Only if those losses are coming from subscriptions, instead of capex and training, which is not at all clear.
this argument assumes that capex and training costs will go down over time. but theyll have to keep up with one another and stay on top of latest knowledge so Im not sure if thats true
I don't understand this argument. How does it make the subscription any less subsidised if the losses are only because developing the product is just so darn expensive?

Feels like arguing that it's not clear if Bugatti's losses came from selling the Veyron instead of designing and developing the Veyron.

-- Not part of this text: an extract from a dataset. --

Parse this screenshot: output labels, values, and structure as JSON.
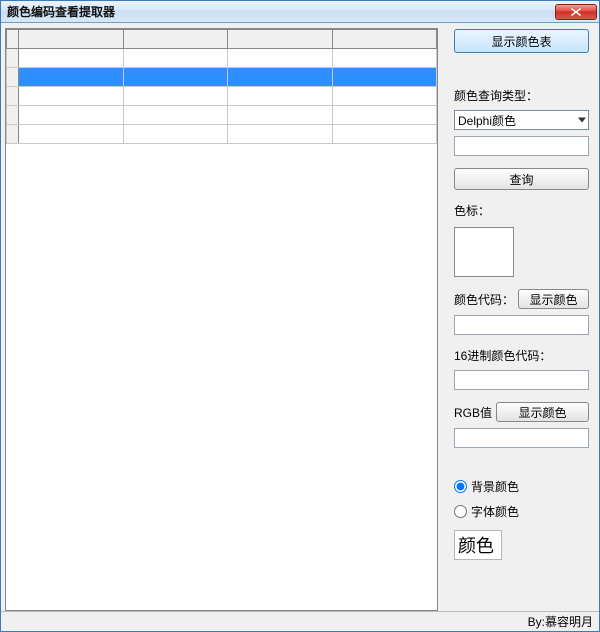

The equivalent is when Amazon was running a loss because they were spending all their money on building warehouses. It exactly make sense, but that's the argument.
"Our 2015 car models are totally profitable if we will just stop making new cars and continue producing only 2015 models for the next decade."
From the article:

> What is happening here is that leading AI labs are charging not only for inference but also for research in model architecture, training data collection and curation, model training cost (which can be tens or even hundreds of millions of dollars), paying their employees and recovering the marketing costs.

That's what's being subsidized.

You are saying it as if those costs were not necessary to provide the service.
They are not. They are necessary for the development of future models, which does not influence the availability of the current ones. Plus you have chinese models distilling current SOTA for pennies on the dollar, so as a consumer I never will be worse off in the long (1-2 years) run.
OpenAI inference revenue exceeds its cost of inference by a good margin in 2025 (https://cdn.arstechnica.net/wp-content/uploads/2026/06/opena...)
Great, but that's only a part of operational costs. A craftsman's revenue may exceed the electricity bill for the power drill, doesn't mean the business is sustainable.
Day 2 the craftsman has not made up for the investment/loss of their equipment. Not a useful example.
Sorry, I don't understand what you are trying to say.
Is this supposed to be some sort of gotcha? Apart from research and marketing, that's operational costs. I mean, every product could be cheaper, if you didn't have to pay for employees and means of production.